French President François Hollande has dropped controversial plans to change the constitution; plans which included a clause allowing attackers convicted on "terrorism" charges to be stripped of their French nationality, if they are dual nationals.
Solo French nationals were not included in the proposed bill.
The decision came after France’s two houses of parliament failed to agree on the proposed reforms.
“A compromise appears out of reach,” Hollande said of the outcome.
“Parts of the opposition have been hostile to a revision of the constitution. I deplore this attitude,” he continued. “I have decided to end this debate.”
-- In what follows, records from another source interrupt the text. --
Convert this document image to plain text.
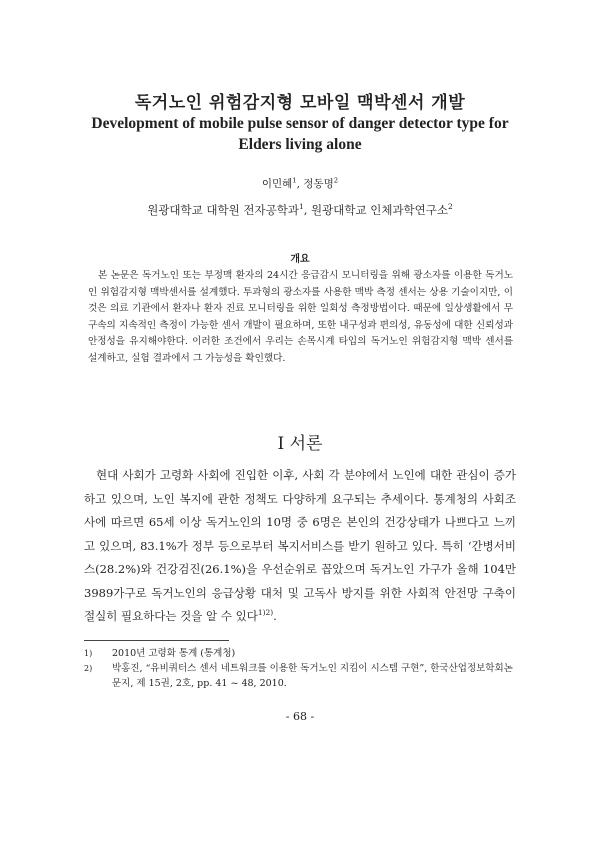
독거노인 위험감지형 모바일 맥박센서 개발
Development of mobile pulse sensor of danger detector type for
Elders living alone
이민혜$^1$, 정동명$^2$
원광대학교 대학원 전자공학과$^1$, 원광대학교 인체과학연구소$^2$
개요

본 논문은 독거노인 또는 부정맥 환자의 24시간 응급감시 모니터링을 위해 광소자를 이용한 독거노인 위험감지형 맥박센서를 설계했다. 투과형의 광소자를 사용한 맥박 측정 센서는 상용 기술이지만, 이것은 의료 기관에서 환자나 환자 진료 모니터링을 위한 일회성 측정방법이다. 때문에 일상생활에서 무구속의 지속적인 측정이 가능한 센서 개발이 필요하며, 또한 내구성과 편의성, 유동성에 대한 신뢰성과 안정성을 유지해야한다. 이러한 조건에서 우리는 손목시계 타입의 독거노인 위험감지형 맥박 센서를 설계하고, 실험 결과에서 그 가능성을 확인했다.

I 서론

현대 사회가 고령화 사회에 진입한 이후, 사회 각 분야에서 노인에 대한 관심이 증가하고 있으며, 노인 복지에 관한 정책도 다양하게 요구되는 추세이다. 통계청의 사회조사에 따르면 65세 이상 독거노인의 10명 중 6명은 본인의 건강상태가 나쁘다고 느끼고 있으며, 83.1%가 정부 등으로부터 복지서비스를 받기 원하고 있다. 특히 ‘간병서비스(28.2%)와 건강검진(26.1%)을 우선순위로 꼽았으며 독거노인 가구가 올해 104만 3989가구로 독거노인의 응급상황 대처 및 고독사 방지를 위한 사회적 안전망 구축이 절실히 필요하다는 것을 알 수 있다$^{1)2)}$.

1) 2010년 고령화 통계 (통계청)
2) 박홍진, “유비쿼터스 센서 네트워크를 이용한 독거노인 지킴이 시스템 구현”, 한국산업정보학회논문지, 제 15권, 2호, pp. 41 ~ 48, 2010.
- 68 -
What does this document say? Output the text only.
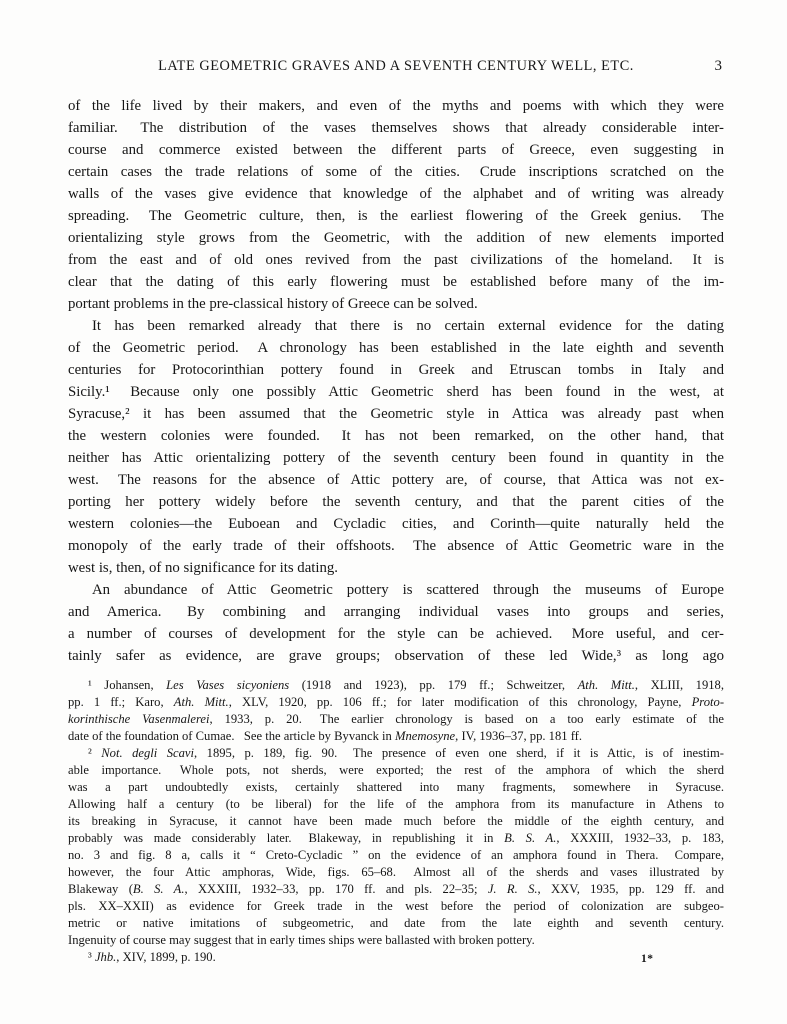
LATE GEOMETRIC GRAVES AND A SEVENTH CENTURY WELL, ETC.	3
of the life lived by their makers, and even of the myths and poems with which they were
familiar.  The distribution of the vases themselves shows that already considerable inter-
course and commerce existed between the different parts of Greece, even suggesting in
certain cases the trade relations of some of the cities.  Crude inscriptions scratched on the
walls of the vases give evidence that knowledge of the alphabet and of writing was already
spreading.  The Geometric culture, then, is the earliest flowering of the Greek genius.  The
orientalizing style grows from the Geometric, with the addition of new elements imported
from the east and of old ones revived from the past civilizations of the homeland.  It is
clear that the dating of this early flowering must be established before many of the im-
portant problems in the pre-classical history of Greece can be solved.
It has been remarked already that there is no certain external evidence for the dating
of the Geometric period.  A chronology has been established in the late eighth and seventh
centuries for Protocorinthian pottery found in Greek and Etruscan tombs in Italy and
Sicily.¹  Because only one possibly Attic Geometric sherd has been found in the west, at
Syracuse,² it has been assumed that the Geometric style in Attica was already past when
the western colonies were founded.  It has not been remarked, on the other hand, that
neither has Attic orientalizing pottery of the seventh century been found in quantity in the
west.  The reasons for the absence of Attic pottery are, of course, that Attica was not ex-
porting her pottery widely before the seventh century, and that the parent cities of the
western colonies—the Euboean and Cycladic cities, and Corinth—quite naturally held the
monopoly of the early trade of their offshoots.  The absence of Attic Geometric ware in the
west is, then, of no significance for its dating.
An abundance of Attic Geometric pottery is scattered through the museums of Europe
and America.  By combining and arranging individual vases into groups and series,
a number of courses of development for the style can be achieved.  More useful, and cer-
tainly safer as evidence, are grave groups; observation of these led Wide,³ as long ago
¹ Johansen, Les Vases sicyoniens (1918 and 1923), pp. 179 ff.; Schweitzer, Ath. Mitt., XLIII, 1918,
pp. 1 ff.; Karo, Ath. Mitt., XLV, 1920, pp. 106 ff.; for later modification of this chronology, Payne, Proto-
korinthische Vasenmalerei, 1933, p. 20.  The earlier chronology is based on a too early estimate of the
date of the foundation of Cumae.  See the article by Byvanck in Mnemosyne, IV, 1936–37, pp. 181 ff.
² Not. degli Scavi, 1895, p. 189, fig. 90.  The presence of even one sherd, if it is Attic, is of inestim-
able importance.  Whole pots, not sherds, were exported; the rest of the amphora of which the sherd
was a part undoubtedly exists, certainly shattered into many fragments, somewhere in Syracuse.
Allowing half a century (to be liberal) for the life of the amphora from its manufacture in Athens to
its breaking in Syracuse, it cannot have been made much before the middle of the eighth century, and
probably was made considerably later.  Blakeway, in republishing it in B. S. A., XXXIII, 1932–33, p. 183,
no. 3 and fig. 8 a, calls it “ Creto-Cycladic ” on the evidence of an amphora found in Thera.  Compare,
however, the four Attic amphoras, Wide, figs. 65–68.  Almost all of the sherds and vases illustrated by
Blakeway (B. S. A., XXXIII, 1932–33, pp. 170 ff. and pls. 22–35; J. R. S., XXV, 1935, pp. 129 ff. and
pls. XX–XXII) as evidence for Greek trade in the west before the period of colonization are subgeo-
metric or native imitations of subgeometric, and date from the late eighth and seventh century.
Ingenuity of course may suggest that in early times ships were ballasted with broken pottery.
³ Jhb., XIV, 1899, p. 190.	1*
It’s a huge setback for the Socialist president, who suggested the measure three days after the November 13 terror attacks in Paris.
Claimed by the Daesh militant group, the series of coordinated bombings and shootings killed 130 people.
The withdrawal of the plan ends months of heated debate on the subject, with critics dismissing it as inefficient and purely symbolic.
Also included in the plan — and, therefore, to be dropped — was Hollande’s proposal to add rules for a state of emergency to the French constitution.
A clause for confiscating passports was brought to an abrupt halt last week. The opposition-controlled upper house of parliament approved a different version of it to that adopted earlier by the Socialist-controlled lower house.
Changing the constitution requires three-fifths of both houses of parliament to approve the government’s proposal in exactly the same terms.
Hollande had, initially appeared resolute about the suggested amendments to the constitution. The measure was favoured by the right and MPs gave him a standing ovation when he put forward the proposal at a rare, joint meeting of the lower and upper houses.